Di una strada che è giusto ritenere impegnativa, ma sbagliato considerare impercorribile, il Pontefice ha sfatato anzitutto il primo errore. “Spesso – ha osservato – si è portati ancora a pensare che la santità sia una meta riservata a pochi eletti”. Invece, San Paolo replica: il Santo è Gesù e allora chiunque, unendosi a Lui, può stare vicino, vedere, ascoltare e toccare Dio stesso:
“La santità, la pienezza della vita cristiana non consiste nel compiere imprese straordinarie, ma nell’unirsi a Cristo, nel vivere i suoi misteri, nel fare nostri i suoi atteggiamenti, i suoi pensieri, i suoi comportamenti. La misura della santità è data dalla statura che Cristo raggiunge in noi, da quanto, con la forza dello Spirito Santo, modelliamo tutta la nostra vita sulla sua”.

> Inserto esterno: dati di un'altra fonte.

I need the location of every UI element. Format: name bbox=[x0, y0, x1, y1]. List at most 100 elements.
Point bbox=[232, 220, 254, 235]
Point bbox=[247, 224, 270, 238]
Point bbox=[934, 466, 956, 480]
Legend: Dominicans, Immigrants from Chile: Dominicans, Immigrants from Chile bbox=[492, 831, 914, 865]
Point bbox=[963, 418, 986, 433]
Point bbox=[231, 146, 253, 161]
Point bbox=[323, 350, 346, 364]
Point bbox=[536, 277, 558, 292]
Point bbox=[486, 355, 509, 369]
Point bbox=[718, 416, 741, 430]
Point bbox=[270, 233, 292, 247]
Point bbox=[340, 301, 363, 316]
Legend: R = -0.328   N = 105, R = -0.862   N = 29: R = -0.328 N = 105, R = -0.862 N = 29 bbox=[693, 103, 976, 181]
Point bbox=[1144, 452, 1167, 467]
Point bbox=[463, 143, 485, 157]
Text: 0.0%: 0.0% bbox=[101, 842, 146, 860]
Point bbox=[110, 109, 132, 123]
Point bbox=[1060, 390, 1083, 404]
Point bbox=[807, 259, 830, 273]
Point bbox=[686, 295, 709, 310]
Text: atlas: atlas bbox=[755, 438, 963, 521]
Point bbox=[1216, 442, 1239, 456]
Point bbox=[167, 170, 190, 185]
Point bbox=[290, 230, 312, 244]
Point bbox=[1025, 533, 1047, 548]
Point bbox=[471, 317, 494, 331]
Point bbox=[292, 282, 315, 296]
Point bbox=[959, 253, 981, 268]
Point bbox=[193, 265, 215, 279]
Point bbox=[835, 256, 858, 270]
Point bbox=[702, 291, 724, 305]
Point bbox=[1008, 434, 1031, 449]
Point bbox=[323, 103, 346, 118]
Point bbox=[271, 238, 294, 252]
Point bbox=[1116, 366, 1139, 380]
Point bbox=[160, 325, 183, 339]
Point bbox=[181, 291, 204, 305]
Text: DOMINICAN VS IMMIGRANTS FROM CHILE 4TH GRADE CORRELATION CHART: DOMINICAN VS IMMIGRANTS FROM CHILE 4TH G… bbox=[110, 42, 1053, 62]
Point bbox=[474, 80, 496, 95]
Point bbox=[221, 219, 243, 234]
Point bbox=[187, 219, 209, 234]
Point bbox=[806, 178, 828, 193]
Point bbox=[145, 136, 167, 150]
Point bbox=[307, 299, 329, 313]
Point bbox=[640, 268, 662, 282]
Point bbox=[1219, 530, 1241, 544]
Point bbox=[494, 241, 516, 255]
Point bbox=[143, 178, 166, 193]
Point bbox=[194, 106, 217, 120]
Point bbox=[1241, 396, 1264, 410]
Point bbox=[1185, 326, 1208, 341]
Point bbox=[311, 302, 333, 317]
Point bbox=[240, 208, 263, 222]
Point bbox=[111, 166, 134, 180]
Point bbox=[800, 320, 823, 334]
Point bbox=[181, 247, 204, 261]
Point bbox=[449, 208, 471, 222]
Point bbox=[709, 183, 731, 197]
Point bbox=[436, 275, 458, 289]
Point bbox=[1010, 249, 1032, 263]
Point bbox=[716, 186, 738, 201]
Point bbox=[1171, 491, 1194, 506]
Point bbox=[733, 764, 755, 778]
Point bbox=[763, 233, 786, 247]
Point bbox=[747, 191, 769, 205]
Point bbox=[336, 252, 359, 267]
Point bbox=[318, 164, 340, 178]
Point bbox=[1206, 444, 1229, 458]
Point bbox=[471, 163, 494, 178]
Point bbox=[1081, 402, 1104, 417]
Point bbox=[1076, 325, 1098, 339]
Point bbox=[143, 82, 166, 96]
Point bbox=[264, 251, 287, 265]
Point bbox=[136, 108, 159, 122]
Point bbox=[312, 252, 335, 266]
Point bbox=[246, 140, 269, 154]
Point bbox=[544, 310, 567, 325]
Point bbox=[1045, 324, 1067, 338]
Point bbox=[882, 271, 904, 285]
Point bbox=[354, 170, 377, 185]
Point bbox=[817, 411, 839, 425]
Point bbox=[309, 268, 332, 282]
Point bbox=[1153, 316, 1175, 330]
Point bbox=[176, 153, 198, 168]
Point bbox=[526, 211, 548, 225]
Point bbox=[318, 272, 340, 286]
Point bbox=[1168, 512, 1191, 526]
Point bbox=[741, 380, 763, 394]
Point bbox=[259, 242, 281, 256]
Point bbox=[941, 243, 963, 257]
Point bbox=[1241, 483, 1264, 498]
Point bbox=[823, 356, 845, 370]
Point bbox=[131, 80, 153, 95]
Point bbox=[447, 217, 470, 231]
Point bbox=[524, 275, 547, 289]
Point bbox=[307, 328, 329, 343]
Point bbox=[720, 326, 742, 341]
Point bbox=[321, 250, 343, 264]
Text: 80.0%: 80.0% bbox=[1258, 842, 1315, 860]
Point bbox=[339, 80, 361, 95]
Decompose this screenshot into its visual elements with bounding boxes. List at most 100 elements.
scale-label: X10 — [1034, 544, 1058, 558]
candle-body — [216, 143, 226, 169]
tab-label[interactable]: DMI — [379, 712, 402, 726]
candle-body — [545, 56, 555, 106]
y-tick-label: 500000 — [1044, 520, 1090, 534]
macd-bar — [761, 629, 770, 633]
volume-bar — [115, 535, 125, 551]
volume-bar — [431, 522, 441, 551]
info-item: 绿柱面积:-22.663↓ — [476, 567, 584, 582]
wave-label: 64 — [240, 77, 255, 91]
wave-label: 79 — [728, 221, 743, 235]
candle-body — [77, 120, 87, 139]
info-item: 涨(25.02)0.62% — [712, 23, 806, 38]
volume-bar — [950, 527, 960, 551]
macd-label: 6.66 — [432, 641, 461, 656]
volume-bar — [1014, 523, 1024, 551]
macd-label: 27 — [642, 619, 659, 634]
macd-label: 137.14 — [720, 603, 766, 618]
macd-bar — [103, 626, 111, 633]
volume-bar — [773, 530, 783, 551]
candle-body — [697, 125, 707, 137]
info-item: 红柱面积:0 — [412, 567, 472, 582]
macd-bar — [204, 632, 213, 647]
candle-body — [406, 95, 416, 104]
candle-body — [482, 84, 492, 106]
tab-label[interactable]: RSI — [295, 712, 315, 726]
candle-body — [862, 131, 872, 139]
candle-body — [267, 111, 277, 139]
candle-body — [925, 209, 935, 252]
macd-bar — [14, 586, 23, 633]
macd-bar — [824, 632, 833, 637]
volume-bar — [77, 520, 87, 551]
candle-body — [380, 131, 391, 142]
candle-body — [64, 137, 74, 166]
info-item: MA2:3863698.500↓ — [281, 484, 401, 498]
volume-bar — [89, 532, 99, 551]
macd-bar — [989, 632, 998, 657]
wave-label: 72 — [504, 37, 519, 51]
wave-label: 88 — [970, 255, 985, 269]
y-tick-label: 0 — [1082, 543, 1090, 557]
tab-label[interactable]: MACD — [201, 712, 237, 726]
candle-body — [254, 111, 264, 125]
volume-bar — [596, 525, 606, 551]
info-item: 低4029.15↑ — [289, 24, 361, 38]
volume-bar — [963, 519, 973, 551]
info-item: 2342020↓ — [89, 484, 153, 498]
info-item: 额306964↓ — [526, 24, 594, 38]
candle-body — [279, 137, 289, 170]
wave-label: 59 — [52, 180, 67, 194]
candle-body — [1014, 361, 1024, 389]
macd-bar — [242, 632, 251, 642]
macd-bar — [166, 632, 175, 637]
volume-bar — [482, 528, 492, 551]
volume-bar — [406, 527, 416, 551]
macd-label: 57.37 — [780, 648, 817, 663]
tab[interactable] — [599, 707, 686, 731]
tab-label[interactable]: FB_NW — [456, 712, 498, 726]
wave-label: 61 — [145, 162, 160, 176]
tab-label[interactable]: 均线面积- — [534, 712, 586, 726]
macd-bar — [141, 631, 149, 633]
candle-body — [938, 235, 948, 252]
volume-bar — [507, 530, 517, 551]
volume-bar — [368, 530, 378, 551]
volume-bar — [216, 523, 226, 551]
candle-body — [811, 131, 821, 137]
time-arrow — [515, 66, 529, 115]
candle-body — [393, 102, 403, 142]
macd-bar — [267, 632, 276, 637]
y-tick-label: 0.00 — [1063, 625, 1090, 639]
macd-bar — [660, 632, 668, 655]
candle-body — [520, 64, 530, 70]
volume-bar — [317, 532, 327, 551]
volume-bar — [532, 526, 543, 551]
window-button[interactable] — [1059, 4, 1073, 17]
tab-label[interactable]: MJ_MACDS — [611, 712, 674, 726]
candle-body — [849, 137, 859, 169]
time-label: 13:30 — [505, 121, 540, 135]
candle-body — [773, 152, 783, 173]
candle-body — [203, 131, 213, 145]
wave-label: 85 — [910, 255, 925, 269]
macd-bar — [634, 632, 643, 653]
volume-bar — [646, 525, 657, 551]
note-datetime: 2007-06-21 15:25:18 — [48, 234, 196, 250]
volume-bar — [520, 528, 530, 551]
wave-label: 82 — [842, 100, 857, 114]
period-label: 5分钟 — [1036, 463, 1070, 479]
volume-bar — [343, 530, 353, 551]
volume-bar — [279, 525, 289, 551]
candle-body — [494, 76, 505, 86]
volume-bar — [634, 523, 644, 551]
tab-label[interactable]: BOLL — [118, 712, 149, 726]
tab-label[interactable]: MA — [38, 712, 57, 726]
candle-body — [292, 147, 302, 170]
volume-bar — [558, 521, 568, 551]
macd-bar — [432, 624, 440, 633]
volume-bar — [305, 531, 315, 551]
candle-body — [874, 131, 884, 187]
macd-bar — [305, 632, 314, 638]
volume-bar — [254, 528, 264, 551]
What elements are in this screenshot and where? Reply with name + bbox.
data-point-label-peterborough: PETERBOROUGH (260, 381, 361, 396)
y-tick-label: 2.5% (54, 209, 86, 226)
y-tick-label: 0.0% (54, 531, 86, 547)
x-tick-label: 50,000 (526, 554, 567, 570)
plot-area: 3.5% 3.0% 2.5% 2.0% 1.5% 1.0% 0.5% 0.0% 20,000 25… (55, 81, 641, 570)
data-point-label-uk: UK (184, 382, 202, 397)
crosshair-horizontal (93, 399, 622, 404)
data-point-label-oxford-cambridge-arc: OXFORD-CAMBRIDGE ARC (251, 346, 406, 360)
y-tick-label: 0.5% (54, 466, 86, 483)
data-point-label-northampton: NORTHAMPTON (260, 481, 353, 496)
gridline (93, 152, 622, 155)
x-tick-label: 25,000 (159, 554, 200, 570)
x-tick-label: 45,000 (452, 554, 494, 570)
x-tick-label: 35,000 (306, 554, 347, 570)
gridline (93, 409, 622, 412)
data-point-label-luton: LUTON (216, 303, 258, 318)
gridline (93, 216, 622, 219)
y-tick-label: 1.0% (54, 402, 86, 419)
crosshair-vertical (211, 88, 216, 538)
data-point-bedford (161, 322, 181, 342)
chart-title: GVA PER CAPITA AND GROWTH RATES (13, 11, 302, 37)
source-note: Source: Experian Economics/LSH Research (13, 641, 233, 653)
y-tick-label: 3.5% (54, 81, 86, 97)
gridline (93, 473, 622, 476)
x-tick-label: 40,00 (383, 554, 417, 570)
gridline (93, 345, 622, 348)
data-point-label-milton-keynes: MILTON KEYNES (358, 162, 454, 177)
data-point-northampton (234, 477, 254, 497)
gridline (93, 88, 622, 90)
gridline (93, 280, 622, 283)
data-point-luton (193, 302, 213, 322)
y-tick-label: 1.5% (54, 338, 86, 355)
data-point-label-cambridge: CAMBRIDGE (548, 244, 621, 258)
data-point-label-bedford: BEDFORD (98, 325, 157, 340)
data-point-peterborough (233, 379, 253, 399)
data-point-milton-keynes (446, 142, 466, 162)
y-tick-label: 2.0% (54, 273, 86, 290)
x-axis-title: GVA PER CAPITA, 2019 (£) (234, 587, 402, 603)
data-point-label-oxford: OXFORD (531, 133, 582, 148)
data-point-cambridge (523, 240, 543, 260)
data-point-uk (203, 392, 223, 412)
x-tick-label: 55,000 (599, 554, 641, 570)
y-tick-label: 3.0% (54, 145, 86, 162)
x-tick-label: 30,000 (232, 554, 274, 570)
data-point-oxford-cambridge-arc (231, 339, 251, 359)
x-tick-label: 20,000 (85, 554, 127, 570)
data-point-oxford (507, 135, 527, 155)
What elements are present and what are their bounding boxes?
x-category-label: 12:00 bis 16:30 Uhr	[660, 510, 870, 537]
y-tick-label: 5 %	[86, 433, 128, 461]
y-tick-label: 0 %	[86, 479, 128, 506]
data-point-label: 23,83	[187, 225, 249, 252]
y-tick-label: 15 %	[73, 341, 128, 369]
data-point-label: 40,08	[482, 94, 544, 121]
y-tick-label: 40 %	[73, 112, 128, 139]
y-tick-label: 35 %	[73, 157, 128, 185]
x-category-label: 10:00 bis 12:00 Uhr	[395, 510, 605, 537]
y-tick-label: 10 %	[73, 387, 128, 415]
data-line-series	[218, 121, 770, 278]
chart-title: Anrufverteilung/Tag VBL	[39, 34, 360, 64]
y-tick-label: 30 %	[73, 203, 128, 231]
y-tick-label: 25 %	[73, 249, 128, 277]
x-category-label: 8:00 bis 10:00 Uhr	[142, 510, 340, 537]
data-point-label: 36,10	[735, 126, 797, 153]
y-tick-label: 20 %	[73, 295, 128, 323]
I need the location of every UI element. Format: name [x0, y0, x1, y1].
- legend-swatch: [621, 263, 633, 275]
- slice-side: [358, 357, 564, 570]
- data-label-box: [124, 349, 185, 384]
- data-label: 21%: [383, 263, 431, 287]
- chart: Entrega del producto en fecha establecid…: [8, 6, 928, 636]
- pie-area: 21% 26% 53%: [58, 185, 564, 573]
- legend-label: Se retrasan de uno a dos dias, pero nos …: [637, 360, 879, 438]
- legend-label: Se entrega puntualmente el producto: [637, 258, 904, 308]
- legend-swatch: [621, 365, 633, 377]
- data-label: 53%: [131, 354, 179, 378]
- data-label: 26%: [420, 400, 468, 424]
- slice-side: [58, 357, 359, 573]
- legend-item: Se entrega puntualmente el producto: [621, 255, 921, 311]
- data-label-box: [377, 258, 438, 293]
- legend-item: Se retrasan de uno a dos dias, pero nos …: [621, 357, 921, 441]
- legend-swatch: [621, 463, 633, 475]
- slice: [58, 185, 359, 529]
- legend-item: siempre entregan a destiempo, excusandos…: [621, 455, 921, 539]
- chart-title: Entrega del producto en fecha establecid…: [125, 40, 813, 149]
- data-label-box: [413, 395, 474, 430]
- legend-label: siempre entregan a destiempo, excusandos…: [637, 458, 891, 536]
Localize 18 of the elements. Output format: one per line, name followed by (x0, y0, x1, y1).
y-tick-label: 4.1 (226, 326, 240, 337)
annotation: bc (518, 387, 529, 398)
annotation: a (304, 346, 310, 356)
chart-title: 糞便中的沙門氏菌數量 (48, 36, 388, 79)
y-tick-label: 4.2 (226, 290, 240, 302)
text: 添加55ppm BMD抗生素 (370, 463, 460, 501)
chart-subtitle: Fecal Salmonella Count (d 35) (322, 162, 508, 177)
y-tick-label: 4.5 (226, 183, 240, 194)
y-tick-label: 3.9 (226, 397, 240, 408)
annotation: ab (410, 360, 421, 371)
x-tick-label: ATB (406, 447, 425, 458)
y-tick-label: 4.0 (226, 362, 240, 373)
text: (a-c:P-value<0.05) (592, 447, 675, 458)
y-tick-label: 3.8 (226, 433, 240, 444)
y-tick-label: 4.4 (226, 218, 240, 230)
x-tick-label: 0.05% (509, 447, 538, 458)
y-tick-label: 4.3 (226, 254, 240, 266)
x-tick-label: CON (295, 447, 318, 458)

Ma bastano le forze umane, personali per rispondere alla chiamata alla santità? La risposta, ha detto il Pontefice, “è chiara”. La forza viene dall’alto ed entra nell’uomo per grazia, tramite i Sacramenti, a cominciare dal Battesimo:
“Una vita santa non è frutto principalmente del nostro sforzo, delle nostre azioni, perché è Dio, il tre volte Santo (cfr Is 6,3), che ci rende santi, è l’azione dello Spirito Santo che ci anima dal di dentro, è la vita stessa di Cristo Risorto che ci è comunicata e che ci trasforma (...) Ma Dio rispetta sempre la nostra libertà e chiede che accettiamo questo dono e viviamo le esigenze che esso comporta, chiede che ci lasciamo trasformare dall’azione dello Spirito Santo, conformando la nostra volontà alla volontà di Dio”.
Ma come si fa, si è domandato a questo punto il Papa, a conformare le azioni personali a quelle di Cristo? Qui, Benedetto XVI ha risposto con il Concilio Vaticano II, per il quale la santità “non è altro che la carità pienamente vissuta”. E ciò vuol dire vivere secondo lo stile e i doveri propri del cristianesimo, che il Pontefice ha raccomandato con particolare calore:
“Essenziale è non lasciare mai una domenica senza un incontro con il Cristo Risorto nell'Eucaristia; questo non è un peso aggiunto, ma è luce per tutta la settimana. Non cominciare e non finire mai un giorno senza almeno un breve contatto con Dio (…) seguire, nelle decisioni, gli ‘indicatori stradali’ che Dio ci ha comunicato, che sono solo forme di carità”.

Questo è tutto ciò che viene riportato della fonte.